(It’s My Party) I Can Cry If I Want To, Guts Gallery, January 2023

At the end of Věra Chytilová’s 1966 film Daisies the two central characters come across a banquet hall laden with expensive food and rich delicacies. Over the course of a few minutes, the two characters systematically devour the entire table; moving from seat to seat and engorging themselves on the platters of fine foods there. Accompanied by a regalia of grand trumpets, the two women end up frenziedly destroying or consuming every single thing in the bourgeois dining hall. They have decided that, since the world has been spoiled by its obsession with the materialistic and its oppression of women, they will be spoiled too.

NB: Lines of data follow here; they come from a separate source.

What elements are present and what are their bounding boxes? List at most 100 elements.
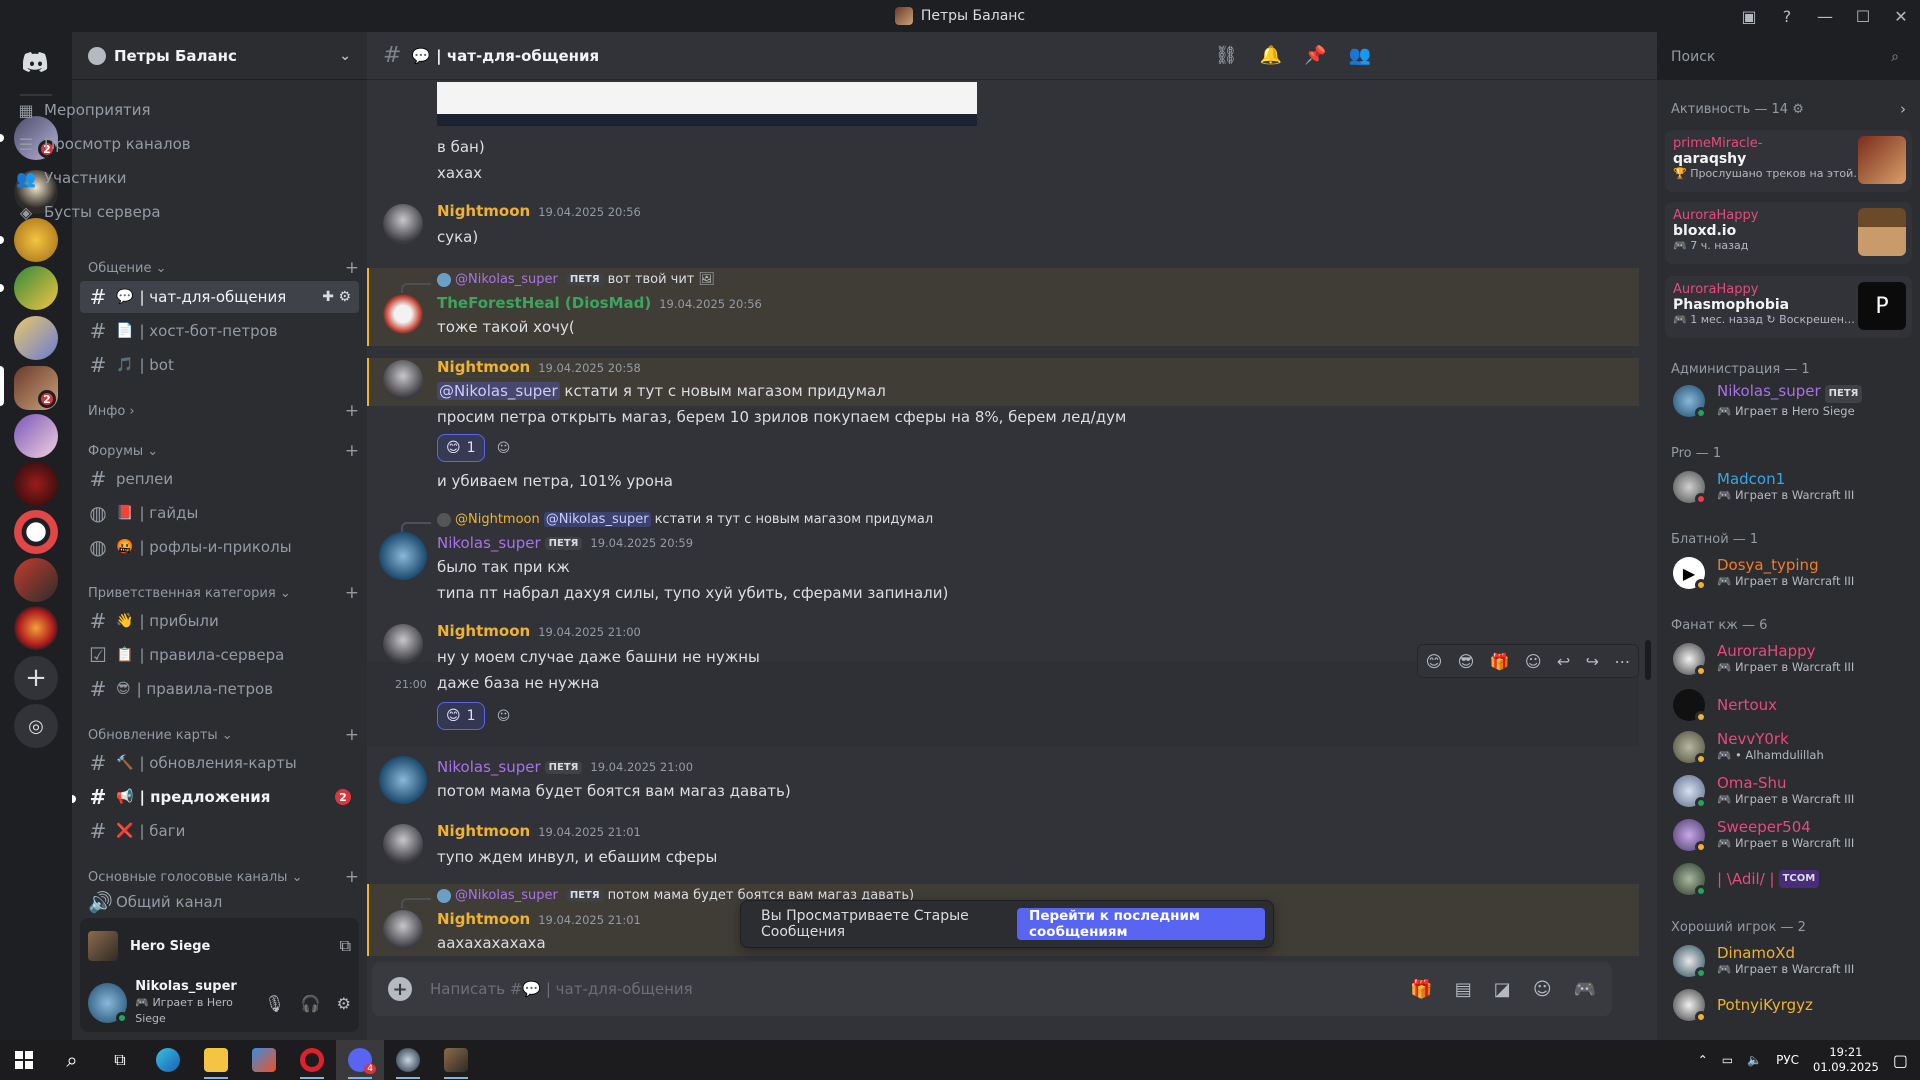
server-icon-9[interactable] bbox=[14, 510, 58, 554]
channel-guides[interactable]: ◍ 📕 | гайды bbox=[80, 497, 359, 529]
username[interactable]: TheForestHeal (DiosMad) bbox=[437, 294, 651, 312]
bell-icon[interactable]: 🔔 bbox=[1260, 45, 1282, 66]
pin-icon[interactable]: 📌 bbox=[1304, 45, 1326, 66]
avatar[interactable] bbox=[379, 532, 427, 580]
add-server-button[interactable]: + bbox=[14, 656, 58, 700]
activity-card[interactable]: primeMiracle- qaraqshy 🏆 Прослушано трек… bbox=[1665, 130, 1912, 192]
channel-bugs[interactable]: # ❌ | баги bbox=[80, 815, 359, 847]
notifications-icon[interactable]: ▢ bbox=[1893, 1051, 1908, 1070]
help-icon[interactable]: ? bbox=[1768, 0, 1806, 32]
search-button[interactable]: ⌕ bbox=[48, 1040, 96, 1080]
username[interactable]: Nikolas_super bbox=[437, 758, 541, 776]
username[interactable]: Nightmoon bbox=[437, 910, 530, 928]
member-item[interactable]: Nikolas_super ПЕТЯ 🎮 Играет в Hero Siege bbox=[1665, 380, 1912, 422]
member-item[interactable]: Sweeper504 🎮 Играет в Warcraft III bbox=[1665, 814, 1912, 856]
headphones-icon[interactable]: 🎧 bbox=[301, 994, 321, 1013]
sticker-icon[interactable]: ◪ bbox=[1494, 979, 1511, 1000]
channel-replays[interactable]: # реплеи bbox=[80, 463, 359, 495]
screen-share-icon[interactable]: ⧉ bbox=[340, 936, 351, 956]
member-item[interactable]: ▶ Dosya_typing 🎮 Играет в Warcraft III bbox=[1665, 552, 1912, 594]
server-header[interactable]: Петры Баланс ⌄ bbox=[72, 32, 367, 80]
server-icon-5[interactable] bbox=[14, 316, 58, 360]
channel-host-bot[interactable]: # 📄 | хост-бот-петров bbox=[80, 315, 359, 347]
channel-rules-petrov[interactable]: # 😎 | правила-петров bbox=[80, 673, 359, 705]
inbox-icon[interactable]: ▣ bbox=[1730, 0, 1768, 32]
reply-preview[interactable]: @Nikolas_super ПЕТЯ вот твой чит 🖼 bbox=[437, 272, 715, 287]
username[interactable]: Nikolas_super bbox=[437, 534, 541, 552]
add-channel-icon[interactable]: + bbox=[345, 258, 359, 278]
server-icon-8[interactable] bbox=[14, 462, 58, 506]
quick-react-gift-icon[interactable]: 🎁 bbox=[1490, 652, 1510, 671]
member-item[interactable]: PotnyiKyrgyz bbox=[1665, 984, 1912, 1026]
category-obshenie[interactable]: Общение ⌄ + bbox=[88, 258, 359, 278]
chevron-right-icon[interactable]: › bbox=[1900, 100, 1906, 118]
channel-memes[interactable]: ◍ 🤬 | рофлы-и-приколы bbox=[80, 531, 359, 563]
channel-rules[interactable]: ☑ 📋 | правила-сервера bbox=[80, 639, 359, 671]
game-app[interactable] bbox=[432, 1040, 480, 1080]
clock[interactable]: 19:21 01.09.2025 bbox=[1813, 1045, 1879, 1075]
activity-card[interactable]: AuroraHappy Phasmophobia 🎮 1 мес. назад … bbox=[1665, 276, 1912, 338]
avatar[interactable] bbox=[383, 624, 423, 664]
member-list-icon[interactable]: 👥 bbox=[1349, 45, 1371, 66]
channel-chat[interactable]: # 💬 | чат-для-общения ✚ ⚙ bbox=[80, 281, 359, 313]
task-view-button[interactable]: ⧉ bbox=[96, 1040, 144, 1080]
add-channel-icon[interactable]: + bbox=[345, 867, 359, 887]
opera-app[interactable] bbox=[288, 1040, 336, 1080]
username[interactable]: Nightmoon bbox=[437, 822, 530, 840]
scrollbar-thumb[interactable] bbox=[1645, 640, 1651, 680]
close-button[interactable]: ✕ bbox=[1882, 0, 1920, 32]
threads-icon[interactable]: ⛓ bbox=[1215, 45, 1238, 66]
reaction-button[interactable]: 😊 1 bbox=[437, 434, 485, 462]
member-item[interactable]: Madcon1 🎮 Играет в Warcraft III bbox=[1665, 466, 1912, 508]
explorer-app[interactable] bbox=[192, 1040, 240, 1080]
add-channel-icon[interactable]: + bbox=[345, 441, 359, 461]
add-channel-icon[interactable]: + bbox=[345, 401, 359, 421]
quick-react-cool-icon[interactable]: 😎 bbox=[1458, 652, 1475, 671]
more-icon[interactable]: ⋯ bbox=[1614, 652, 1630, 671]
add-reaction-icon[interactable]: ☺ bbox=[1525, 652, 1542, 671]
avatar[interactable] bbox=[383, 910, 423, 950]
member-item[interactable]: Oma-Shu 🎮 Играет в Warcraft III bbox=[1665, 770, 1912, 812]
username[interactable]: Nightmoon bbox=[437, 622, 530, 640]
nav-browse-channels[interactable]: ☰ Просмотр каналов bbox=[8, 128, 287, 160]
microphone-icon[interactable]: 🎙 bbox=[264, 994, 284, 1013]
member-item[interactable]: DinamoXd 🎮 Играет в Warcraft III bbox=[1665, 940, 1912, 982]
category-welcome[interactable]: Приветственная категория ⌄ + bbox=[88, 583, 359, 603]
avatar[interactable] bbox=[383, 360, 423, 400]
user-mention[interactable]: @Nikolas_super bbox=[437, 382, 560, 400]
gift-icon[interactable]: 🎁 bbox=[1410, 979, 1432, 1000]
search-input[interactable]: Поиск ⌕ bbox=[1663, 42, 1907, 72]
settings-gear-icon[interactable]: ⚙ bbox=[337, 994, 351, 1013]
language-indicator[interactable]: РУС bbox=[1776, 1053, 1799, 1067]
apps-gamepad-icon[interactable]: 🎮 bbox=[1574, 979, 1596, 1000]
server-icon-11[interactable] bbox=[14, 606, 58, 650]
category-map-updates[interactable]: Обновление карты ⌄ + bbox=[88, 725, 359, 745]
member-item[interactable]: AuroraHappy 🎮 Играет в Warcraft III bbox=[1665, 638, 1912, 680]
category-info[interactable]: Инфо › + bbox=[88, 401, 359, 421]
activity-panel[interactable]: Hero Siege ⧉ bbox=[80, 918, 359, 974]
network-icon[interactable]: ▭ bbox=[1722, 1053, 1733, 1067]
avatar[interactable] bbox=[88, 983, 129, 1024]
member-item[interactable]: Nertoux bbox=[1665, 684, 1912, 726]
add-channel-icon[interactable]: + bbox=[345, 725, 359, 745]
server-icon-10[interactable] bbox=[14, 558, 58, 602]
avatar[interactable] bbox=[383, 824, 423, 864]
avatar[interactable] bbox=[383, 204, 423, 244]
jump-to-present-button[interactable]: Перейти к последним сообщениям bbox=[1017, 908, 1265, 940]
discover-button[interactable]: ◎ bbox=[14, 704, 58, 748]
username[interactable]: Nightmoon bbox=[437, 202, 530, 220]
channel-suggestions[interactable]: # 📢 | предложения 2 bbox=[80, 781, 359, 813]
member-item[interactable]: NevvY0rk 🎮 • Alhamdulillah bbox=[1665, 726, 1912, 768]
reply-icon[interactable]: ↩ bbox=[1557, 652, 1570, 671]
add-reaction-icon[interactable]: ☺ bbox=[493, 437, 515, 459]
channel-map-updates[interactable]: # 🔨 | обновления-карты bbox=[80, 747, 359, 779]
member-item[interactable]: | \Adil/ | TCOM bbox=[1665, 858, 1912, 900]
quick-react-smile-icon[interactable]: 😊 bbox=[1426, 652, 1443, 671]
nav-members[interactable]: 👥 Участники bbox=[8, 162, 287, 194]
reaction-button[interactable]: 😊 1 bbox=[437, 702, 485, 730]
avatar[interactable] bbox=[379, 756, 427, 804]
add-reaction-icon[interactable]: ☺ bbox=[493, 705, 515, 727]
category-voice[interactable]: Основные голосовые каналы ⌄ + bbox=[88, 867, 359, 887]
channel-voice-general[interactable]: 🔊 Общий канал bbox=[80, 889, 359, 915]
image-attachment[interactable] bbox=[437, 82, 977, 126]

This scene is central to Guts Gallery’s new exhibition (It’s My Party) I Can Cry If I Want To; a group show of women artists exploring visual motifs around birthdays, hysteria and consumption. This show is a celebration of the ‘grotesque;’ it is a carnivalesque revelry in which women’s bodies are presented as transgressive, unbound and open-ended. Throughout the show, figures luxuriate in their unfixed, metamorphic states. Here, physical and emotional boundaries are destabilised and disrupted; bodies enter the arena of the ‘cosmic’ as they extend beyond their own limits through a process of transformation and consumption.

Each work also treads the uncomfortable line between the erotic and the abject. Here, figures refuse to align with any societal expectation of them as they occupy ever-shifting positions of simultaneous allure and disgust. For these artists, the human body is a site of revolt, a space where preconceived notions around gender roles and behaviour can be uprooted, dissected and, ultimately, overturned.

In (It’s My Party) I Can Cry If I Want To excess is political. Consumption is a statement; it is an act of self-empowerment and self-affirmation. Just like the banquet scene in Daisies, these bodies devour the world in a narcissistic act of self-indulgence and, in doing so, prevent the world from devouring them.